Noti, now senior director for trial litigation and chief of staff at the Campaign Legal Center, says the commission is divided not so much by party, but ideology.
"The usual situation has been that the Democratic FEC commissioners have tried to enforce campaign finance law against both Democrats and Republicans, have tried to enforce it somewhat stringently," he says. "And the Republican commissioners have generally opposed enforcement of the law, regardless of whether the law-breaker was a Republican group or a Democratic group."
One of the highest-profile cases before the FEC was brought by the Campaign Legal Center against the Trump campaign and a related political action committee. It charges the campaign "disguised nearly $170 million of campaign spending by laundering the funds through firms headed by Trump's recent campaign manager, Brad Parscale, and/or created by Trump 2 campaign lawyers." The campaign has denied the charge.
Former FEC chairman Bradley Smith, a Republican, says the differences on the commission are usually over how campaign law should be interpreted.
"I think this idea that the commission frequently deadlocks is probably vastly overstated," he says. "Most of the cases are pretty routine. It does come up on questions of how aggressively I think at times to interpret the law and whether one one views it as something that should be interpreted narrowly or broadly in scope."
While the FEC was idled by lack of a quorum, it amassed a backlog of some 446 cases.
Smith says one issue he'd like the commission to address is political contributions by nonprofits, like the Sierra Club or National Right to Life. He says it's unclear whether the names of donors to those groups — who may not have given for political reasons, but to support the cause — should be disclosed.
"It's not quite clear how much [the groups] need to disclose in terms of donors who may have given for totally different reasons. And it's not like a donor who gives to a campaign or donor gives to a political party or a PAC and expects it to be used on politics. So this is a tough issue out there," he says.

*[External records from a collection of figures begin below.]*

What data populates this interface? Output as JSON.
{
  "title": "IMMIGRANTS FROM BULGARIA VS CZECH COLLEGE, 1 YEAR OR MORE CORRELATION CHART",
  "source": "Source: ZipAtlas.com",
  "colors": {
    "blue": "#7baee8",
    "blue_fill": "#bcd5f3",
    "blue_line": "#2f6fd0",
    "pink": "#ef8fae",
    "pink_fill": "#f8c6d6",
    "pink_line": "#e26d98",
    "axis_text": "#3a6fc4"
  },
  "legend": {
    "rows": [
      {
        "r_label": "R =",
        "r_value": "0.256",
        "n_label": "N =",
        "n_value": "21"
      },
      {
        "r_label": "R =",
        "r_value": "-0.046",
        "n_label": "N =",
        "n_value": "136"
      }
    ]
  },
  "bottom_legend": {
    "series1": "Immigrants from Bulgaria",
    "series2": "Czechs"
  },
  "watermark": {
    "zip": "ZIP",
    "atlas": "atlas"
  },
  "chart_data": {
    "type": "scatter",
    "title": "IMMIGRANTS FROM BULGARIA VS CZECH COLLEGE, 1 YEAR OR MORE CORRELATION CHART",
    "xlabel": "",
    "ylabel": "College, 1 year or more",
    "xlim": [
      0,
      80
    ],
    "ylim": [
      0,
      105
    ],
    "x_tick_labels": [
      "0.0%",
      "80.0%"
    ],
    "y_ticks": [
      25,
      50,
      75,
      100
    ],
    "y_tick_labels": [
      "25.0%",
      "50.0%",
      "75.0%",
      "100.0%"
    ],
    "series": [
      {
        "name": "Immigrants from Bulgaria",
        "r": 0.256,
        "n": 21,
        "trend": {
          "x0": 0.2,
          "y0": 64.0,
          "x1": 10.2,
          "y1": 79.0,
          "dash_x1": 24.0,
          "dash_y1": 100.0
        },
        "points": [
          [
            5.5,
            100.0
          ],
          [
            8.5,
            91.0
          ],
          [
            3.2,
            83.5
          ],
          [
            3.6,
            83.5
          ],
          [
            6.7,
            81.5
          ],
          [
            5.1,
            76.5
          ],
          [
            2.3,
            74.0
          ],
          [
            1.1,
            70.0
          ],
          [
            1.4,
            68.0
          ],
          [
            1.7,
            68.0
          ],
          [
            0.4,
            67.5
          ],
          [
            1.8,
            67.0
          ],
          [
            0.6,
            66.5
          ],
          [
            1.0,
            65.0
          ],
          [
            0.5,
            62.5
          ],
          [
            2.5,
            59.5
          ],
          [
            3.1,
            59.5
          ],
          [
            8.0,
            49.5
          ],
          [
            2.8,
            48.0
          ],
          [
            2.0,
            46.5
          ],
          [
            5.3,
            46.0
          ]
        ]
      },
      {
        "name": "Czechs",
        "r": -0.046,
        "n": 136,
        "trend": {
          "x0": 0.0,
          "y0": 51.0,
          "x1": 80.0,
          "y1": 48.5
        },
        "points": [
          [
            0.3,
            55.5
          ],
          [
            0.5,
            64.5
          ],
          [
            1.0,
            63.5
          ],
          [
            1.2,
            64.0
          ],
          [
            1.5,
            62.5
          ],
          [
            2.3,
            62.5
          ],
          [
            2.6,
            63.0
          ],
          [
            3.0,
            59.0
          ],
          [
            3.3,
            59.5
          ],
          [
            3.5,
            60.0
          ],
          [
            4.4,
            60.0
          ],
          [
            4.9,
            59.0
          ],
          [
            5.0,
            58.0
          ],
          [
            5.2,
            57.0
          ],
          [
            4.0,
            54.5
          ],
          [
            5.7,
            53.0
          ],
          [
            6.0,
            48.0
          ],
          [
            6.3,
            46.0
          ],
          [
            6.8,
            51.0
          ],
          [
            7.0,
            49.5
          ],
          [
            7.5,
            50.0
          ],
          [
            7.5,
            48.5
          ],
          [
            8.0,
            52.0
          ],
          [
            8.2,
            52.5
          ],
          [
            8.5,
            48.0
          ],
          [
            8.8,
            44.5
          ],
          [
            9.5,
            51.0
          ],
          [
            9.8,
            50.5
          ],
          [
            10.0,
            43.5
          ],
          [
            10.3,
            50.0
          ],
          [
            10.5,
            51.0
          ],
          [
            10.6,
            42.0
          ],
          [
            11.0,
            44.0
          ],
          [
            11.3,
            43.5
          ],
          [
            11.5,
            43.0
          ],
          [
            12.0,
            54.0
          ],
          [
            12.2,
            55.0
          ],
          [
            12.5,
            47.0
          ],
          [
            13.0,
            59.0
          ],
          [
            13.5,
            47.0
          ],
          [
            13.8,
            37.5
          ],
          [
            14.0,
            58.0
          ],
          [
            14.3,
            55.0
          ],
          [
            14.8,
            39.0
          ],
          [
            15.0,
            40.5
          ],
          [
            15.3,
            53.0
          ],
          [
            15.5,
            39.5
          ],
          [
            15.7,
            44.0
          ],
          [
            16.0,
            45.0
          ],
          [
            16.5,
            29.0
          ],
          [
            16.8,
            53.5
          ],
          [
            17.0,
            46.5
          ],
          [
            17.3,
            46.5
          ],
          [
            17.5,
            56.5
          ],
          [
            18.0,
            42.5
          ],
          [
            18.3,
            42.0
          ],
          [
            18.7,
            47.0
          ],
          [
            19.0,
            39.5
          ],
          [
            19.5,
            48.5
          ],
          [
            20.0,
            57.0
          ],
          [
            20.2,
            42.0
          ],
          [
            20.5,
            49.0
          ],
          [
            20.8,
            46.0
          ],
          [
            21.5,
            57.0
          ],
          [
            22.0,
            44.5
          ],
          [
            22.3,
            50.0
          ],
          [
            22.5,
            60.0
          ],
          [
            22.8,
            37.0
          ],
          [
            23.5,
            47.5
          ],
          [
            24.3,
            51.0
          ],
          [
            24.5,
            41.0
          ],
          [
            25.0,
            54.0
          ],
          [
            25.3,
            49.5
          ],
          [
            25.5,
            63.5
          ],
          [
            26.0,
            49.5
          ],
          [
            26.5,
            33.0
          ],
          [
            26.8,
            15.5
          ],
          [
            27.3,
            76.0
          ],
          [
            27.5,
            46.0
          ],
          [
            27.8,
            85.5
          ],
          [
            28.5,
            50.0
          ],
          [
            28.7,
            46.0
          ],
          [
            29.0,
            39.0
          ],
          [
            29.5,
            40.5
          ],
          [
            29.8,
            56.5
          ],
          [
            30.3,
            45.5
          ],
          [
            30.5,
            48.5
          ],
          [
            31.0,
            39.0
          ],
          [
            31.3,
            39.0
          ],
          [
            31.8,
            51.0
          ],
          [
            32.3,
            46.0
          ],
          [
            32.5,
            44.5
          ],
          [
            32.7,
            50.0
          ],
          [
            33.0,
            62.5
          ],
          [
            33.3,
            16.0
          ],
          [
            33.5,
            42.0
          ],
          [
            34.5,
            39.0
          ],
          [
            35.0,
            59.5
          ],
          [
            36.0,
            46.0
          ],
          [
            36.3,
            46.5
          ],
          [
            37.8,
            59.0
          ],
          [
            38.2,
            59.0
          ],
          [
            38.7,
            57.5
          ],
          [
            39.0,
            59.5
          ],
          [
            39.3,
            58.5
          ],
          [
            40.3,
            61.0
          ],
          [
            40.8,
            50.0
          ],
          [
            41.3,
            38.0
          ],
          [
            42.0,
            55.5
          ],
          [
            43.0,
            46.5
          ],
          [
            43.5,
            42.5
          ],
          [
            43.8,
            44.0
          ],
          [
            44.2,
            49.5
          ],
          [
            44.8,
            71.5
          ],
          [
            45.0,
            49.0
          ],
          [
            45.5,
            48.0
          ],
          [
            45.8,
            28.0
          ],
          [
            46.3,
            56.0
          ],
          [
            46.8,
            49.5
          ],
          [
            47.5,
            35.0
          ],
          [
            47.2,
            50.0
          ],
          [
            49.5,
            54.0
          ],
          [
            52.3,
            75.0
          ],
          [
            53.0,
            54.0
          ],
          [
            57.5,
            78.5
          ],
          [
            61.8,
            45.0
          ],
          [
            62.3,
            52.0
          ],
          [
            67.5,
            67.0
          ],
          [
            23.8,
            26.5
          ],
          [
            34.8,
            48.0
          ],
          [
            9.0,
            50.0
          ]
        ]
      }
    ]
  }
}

Another big case pertains to Mike Bloomberg, according to Michael Beckel with the political reform group Issue One. Beckel says the former New York City mayor transferred $18 million from his failed presidential bid this year to the Democratic Party.
"Michael Bloomberg's self-funded his presidential campaign, which made this $18 million transfer essentially an $18 million donation from him to the DNC, which far exceeded our campaign contribution limits. So that's a big high-profile case," he says.